新型コロナ、日本人が危機感を持つべき「人獣共通感染症」の恐怖

"動物利用"を見直すときがきている
岡田 千尋 プロフィール

FAOは2016年に「畜産の役割を含んだ食糧危機と栄養のための持続可能な農業開発の提案勧告」の中で畜産業にアニマルウェルフェアが重要であり、畜産業における適切な抗生物質の利用とアニマルウェルフェアの推進を勧告している。

また、EUでは「欧州議会における、アニマルウェルフェア、抗菌物質の使用、及び工業型ブロイラー畜産が環境に与える影響等についての決議」という決議を2018年に行い、肉用鶏についてアニマルウェルフェアの向上が薬剤耐性菌を生み出さない予防になると述べている。

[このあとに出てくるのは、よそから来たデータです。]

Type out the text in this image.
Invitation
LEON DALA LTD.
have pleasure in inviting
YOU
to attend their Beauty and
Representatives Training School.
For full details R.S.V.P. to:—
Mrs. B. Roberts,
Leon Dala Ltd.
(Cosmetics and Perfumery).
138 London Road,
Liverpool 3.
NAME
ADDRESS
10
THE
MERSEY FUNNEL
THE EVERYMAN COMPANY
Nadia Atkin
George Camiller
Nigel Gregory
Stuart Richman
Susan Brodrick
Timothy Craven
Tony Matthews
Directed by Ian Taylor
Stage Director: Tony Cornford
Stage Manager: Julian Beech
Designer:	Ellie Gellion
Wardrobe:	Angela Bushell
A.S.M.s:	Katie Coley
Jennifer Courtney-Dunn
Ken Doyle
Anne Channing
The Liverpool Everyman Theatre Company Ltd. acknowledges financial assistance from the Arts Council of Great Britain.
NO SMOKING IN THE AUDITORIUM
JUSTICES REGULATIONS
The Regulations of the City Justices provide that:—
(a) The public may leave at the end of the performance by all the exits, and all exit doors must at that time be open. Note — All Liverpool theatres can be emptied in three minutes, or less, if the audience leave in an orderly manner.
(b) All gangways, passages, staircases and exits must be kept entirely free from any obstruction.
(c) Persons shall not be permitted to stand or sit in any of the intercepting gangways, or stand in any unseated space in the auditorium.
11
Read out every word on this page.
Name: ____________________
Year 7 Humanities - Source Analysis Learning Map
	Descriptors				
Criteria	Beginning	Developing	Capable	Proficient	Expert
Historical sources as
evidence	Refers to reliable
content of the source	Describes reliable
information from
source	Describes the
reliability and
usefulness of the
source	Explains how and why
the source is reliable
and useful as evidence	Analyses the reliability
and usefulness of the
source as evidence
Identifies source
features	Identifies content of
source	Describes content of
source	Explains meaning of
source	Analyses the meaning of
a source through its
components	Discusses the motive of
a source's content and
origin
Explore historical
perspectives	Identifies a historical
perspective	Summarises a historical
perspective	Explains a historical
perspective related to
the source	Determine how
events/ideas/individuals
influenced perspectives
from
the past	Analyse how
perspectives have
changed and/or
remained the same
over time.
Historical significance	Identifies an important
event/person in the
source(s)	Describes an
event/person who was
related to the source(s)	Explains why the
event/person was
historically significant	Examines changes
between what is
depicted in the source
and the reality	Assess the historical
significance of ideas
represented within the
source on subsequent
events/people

日本は違う。農林水産省は、肉用鶏は世界一般の飼育密度を1.7倍超えているにもかかわらず、アニマルウェルフェアの向上が薬剤耐性菌を生み出さないことにつながると認めていない。

(PHOTO)アニマルライツセンター
 

重要な薬剤に耐性を持ってしまった人々がすでに多くいて、畜産物自体に薬剤耐性菌が含まれていることが厚生労働省の調査で明確になっているにもかかわらず、だ。

薬剤耐性菌は日頃悪さをしてくるわけではないが、抗生物質投与が必要な重篤な病気にかかったとき、その薬剤が効かずに死亡してしまうというものがほとんどだ。

バンコマイシン耐性腸球菌の説明(*8)などを見れば少しは脅威を感じてもらえるのではないだろうか。すでに多くの人が死んでいるのだ。同じことが、いろんな薬剤で起きている。